Las severas palabras del president Carles Puigdemont contra el rey Felipe VI después de su desacertado discurso del pasado 3 de octubre, en el que acusaba al independentismo de fracturar y de dividir a la sociedad catalana, han provocado una distancia sideral entre la jefatura del Estado y las instituciones catalanas. Las legítimas, como Govern y Parlament, disueltas inopinadamente por el 155, y las que aún siguen en funcionamiento, básicamente los ayuntamientos y las diputaciones.
El Rey erró en aquel discurso, interpretó mal su papel constitucional y fue arrastrado o se dejó arrastrar por el Gobierno. Uno de los responsables de aquel fiasco, Jorge Moragas, abandonará precipitadamente Madrid en los próximos días después de dejar su cargo en la Moncloa.
Puigdemont ha invitado al Rey desde Bruselas a rectificar en el discurso de Navidad que pronunciará en la noche de este domingo.
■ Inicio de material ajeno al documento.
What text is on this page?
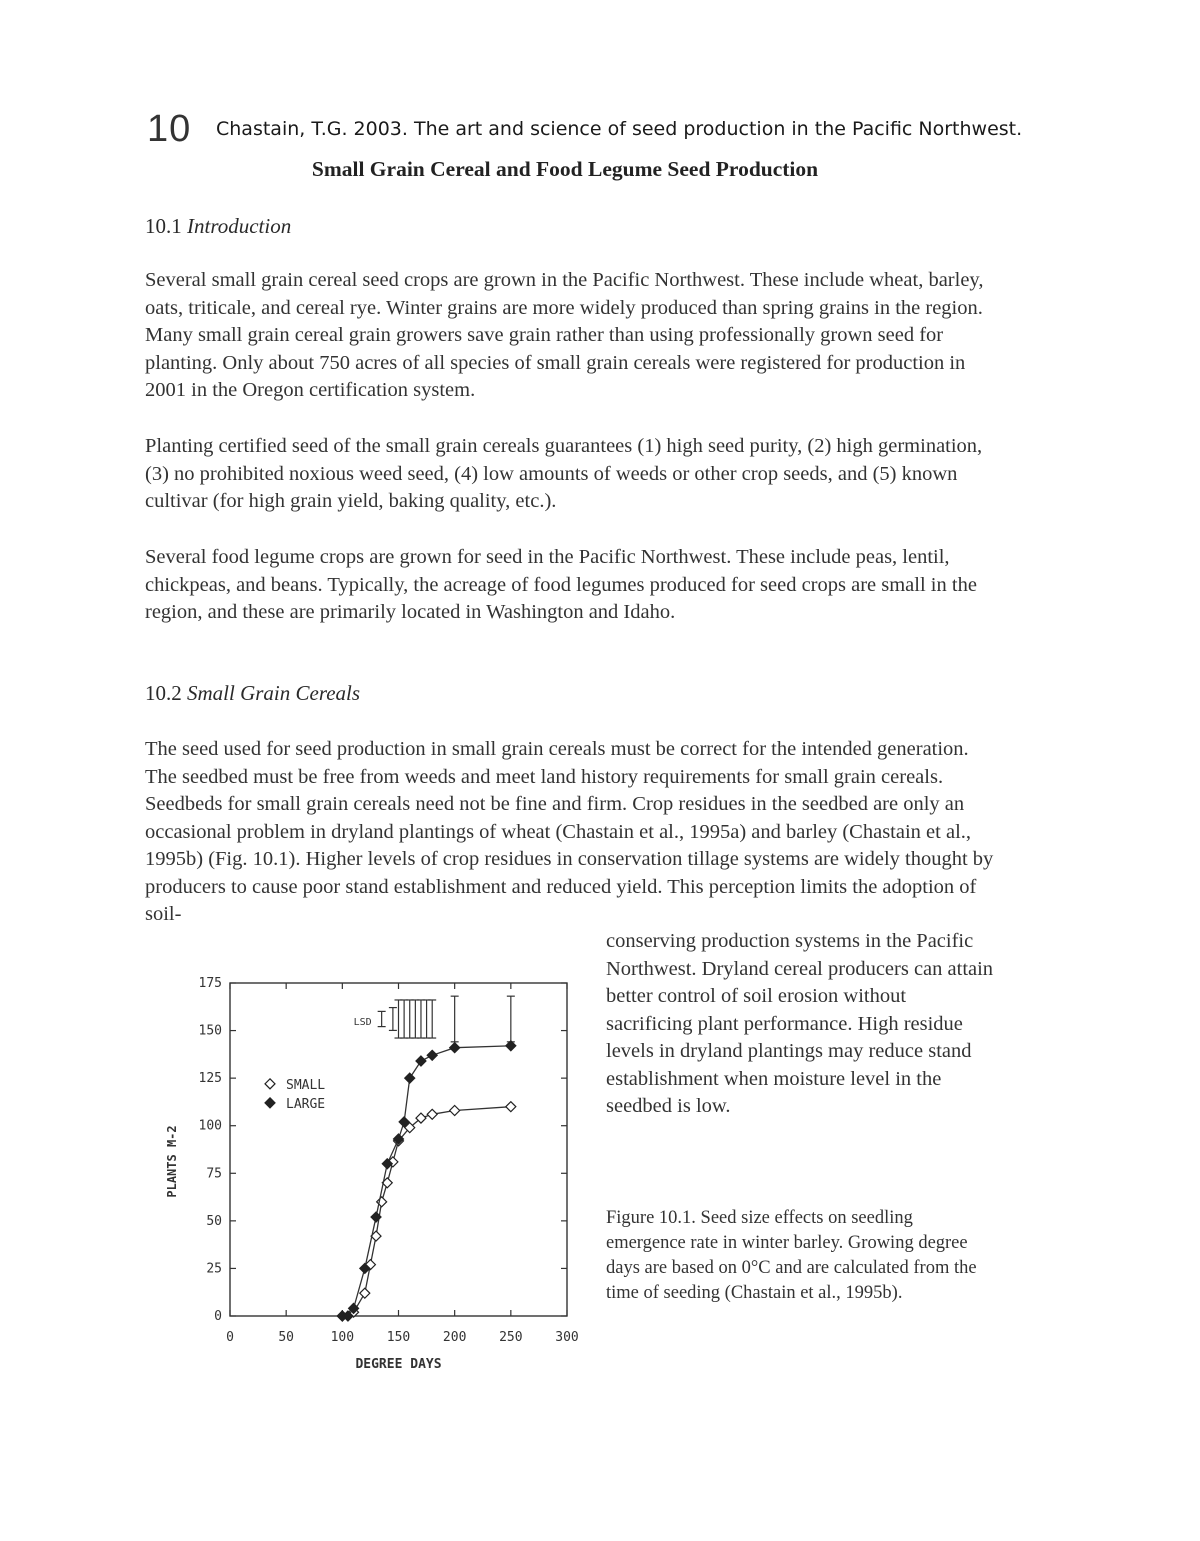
10 Chastain, T.G. 2003. The art and science of seed production in the Pacific Northwest.
Small Grain Cereal and Food Legume Seed Production
10.1 Introduction
Several small grain cereal seed crops are grown in the Pacific Northwest. These include wheat, barley, oats, triticale, and cereal rye. Winter grains are more widely produced than spring grains in the region. Many small grain cereal grain growers save grain rather than using professionally grown seed for planting. Only about 750 acres of all species of small grain cereals were registered for production in 2001 in the Oregon certification system.
Planting certified seed of the small grain cereals guarantees (1) high seed purity, (2) high germination, (3) no prohibited noxious weed seed, (4) low amounts of weeds or other crop seeds, and (5) known cultivar (for high grain yield, baking quality, etc.).
Several food legume crops are grown for seed in the Pacific Northwest. These include peas, lentil, chickpeas, and beans. Typically, the acreage of food legumes produced for seed crops are small in the region, and these are primarily located in Washington and Idaho.
10.2 Small Grain Cereals
The seed used for seed production in small grain cereals must be correct for the intended generation. The seedbed must be free from weeds and meet land history requirements for small grain cereals. Seedbeds for small grain cereals need not be fine and firm. Crop residues in the seedbed are only an occasional problem in dryland plantings of wheat (Chastain et al., 1995a) and barley (Chastain et al., 1995b) (Fig. 10.1). Higher levels of crop residues in conservation tillage systems are widely thought by producers to cause poor stand establishment and reduced yield. This perception limits the adoption of soil-
conserving production systems in the Pacific Northwest. Dryland cereal producers can attain better control of soil erosion without sacrificing plant performance. High residue levels in dryland plantings may reduce stand establishment when moisture level in the seedbed is low.
Figure 10.1. Seed size effects on seedling emergence rate in winter barley. Growing degree days are based on 0°C and are calculated from the time of seeding (Chastain et al., 1995b).
DEGREE DAYS
PLANTS M-2
0	50	100	150	200	250	300
0
25
50
75
100
125
150
175
LSD
SMALL
LARGE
La máxima de que el Rey reina pero no gobierna quedó hecha trizas aquel 3 de octubre en que solo satisfizo a las fuerzas inmovilistas. Avaló al Gobierno y cruzó una línea roja, aquella que lo sitúa por encima del Ejecutivo y le otorga un papel arbitral.
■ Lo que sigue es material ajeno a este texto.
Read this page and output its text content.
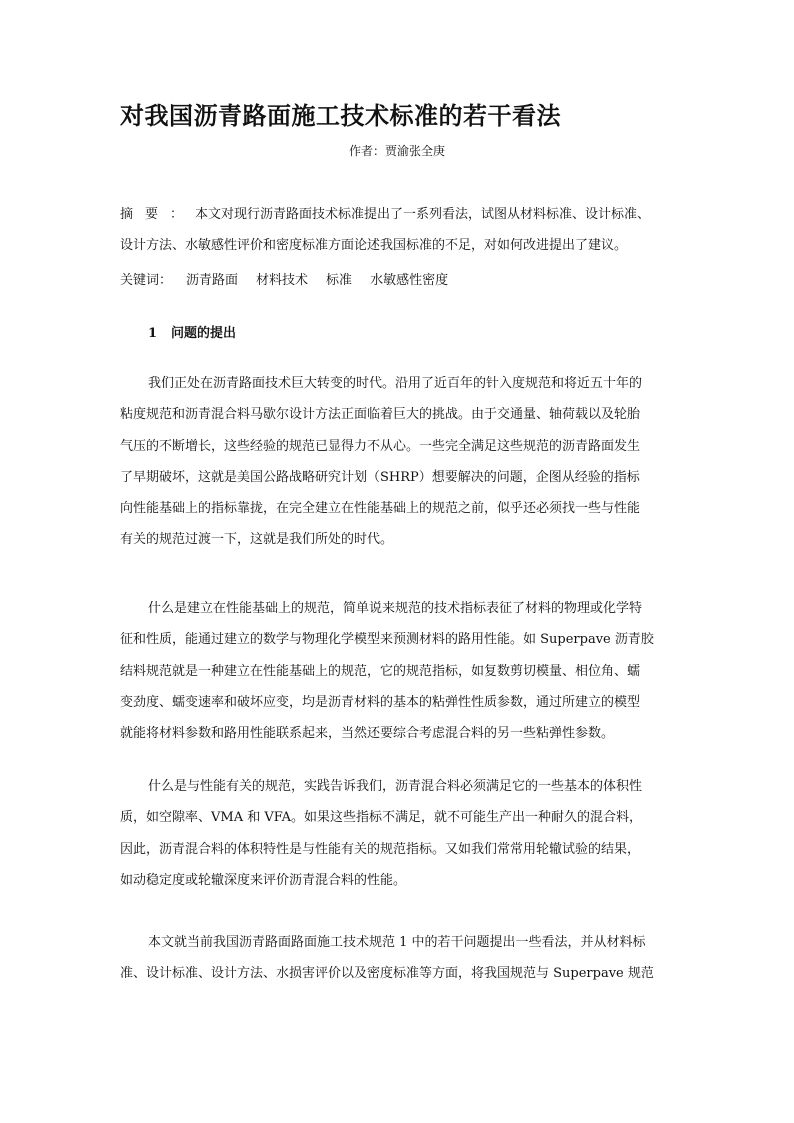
对我国沥青路面施工技术标准的若干看法
作者：贾渝张全庚
摘要：本文对现行沥青路面技术标准提出了一系列看法，试图从材料标准、设计标准、
设计方法、水敏感性评价和密度标准方面论述我国标准的不足，对如何改进提出了建议。
关键词： 沥青路面 材料技术 标准 水敏感性密度
1 问题的提出
我们正处在沥青路面技术巨大转变的时代。沿用了近百年的针入度规范和将近五十年的
粘度规范和沥青混合料马歇尔设计方法正面临着巨大的挑战。由于交通量、轴荷载以及轮胎
气压的不断增长，这些经验的规范已显得力不从心。一些完全满足这些规范的沥青路面发生
了早期破坏，这就是美国公路战略研究计划（SHRP）想要解决的问题，企图从经验的指标
向性能基础上的指标靠拢，在完全建立在性能基础上的规范之前，似乎还必须找一些与性能
有关的规范过渡一下，这就是我们所处的时代。
什么是建立在性能基础上的规范，简单说来规范的技术指标表征了材料的物理或化学特
征和性质，能通过建立的数学与物理化学模型来预测材料的路用性能。如 Superpave 沥青胶
结料规范就是一种建立在性能基础上的规范，它的规范指标，如复数剪切模量、相位角、蠕
变劲度、蠕变速率和破坏应变，均是沥青材料的基本的粘弹性性质参数，通过所建立的模型
就能将材料参数和路用性能联系起来，当然还要综合考虑混合料的另一些粘弹性参数。
什么是与性能有关的规范，实践告诉我们，沥青混合料必须满足它的一些基本的体积性
质，如空隙率、VMA 和 VFA。如果这些指标不满足，就不可能生产出一种耐久的混合料，
因此，沥青混合料的体积特性是与性能有关的规范指标。又如我们常常用轮辙试验的结果，
如动稳定度或轮辙深度来评价沥青混合料的性能。
本文就当前我国沥青路面路面施工技术规范 1 中的若干问题提出一些看法，并从材料标
准、设计标准、设计方法、水损害评价以及密度标准等方面，将我国规范与 Superpave 规范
Aunque no se atisban gestos en la política española que permitan vislumbrar indicios de cambio, el reloj de la nueva legislatura catalana ha arrancado. La mayoría independentista en el Parlament persiste y el Govern se materializará en semanas. El no darse por enterados del resultado del 21-D simplemente porque no les ha gustado satisfará mucho a los hooligans, pero no es la solución a nada.
Puigdemont espera un gesto, pero la realidad es que, desde Madrid, que se haya hecho público, nadie lo ha felicitado. Y tampoco lo ha llamado. Lo primero es prescindible, pero sin lo segundo, una operación retorno del president al estilo de la protagonizada en 1977 por Tarradellas es imposible. Veremos si alguien tiene el coraje de decir en público lo que solo se atreve, por ahora, a esbozar en privado.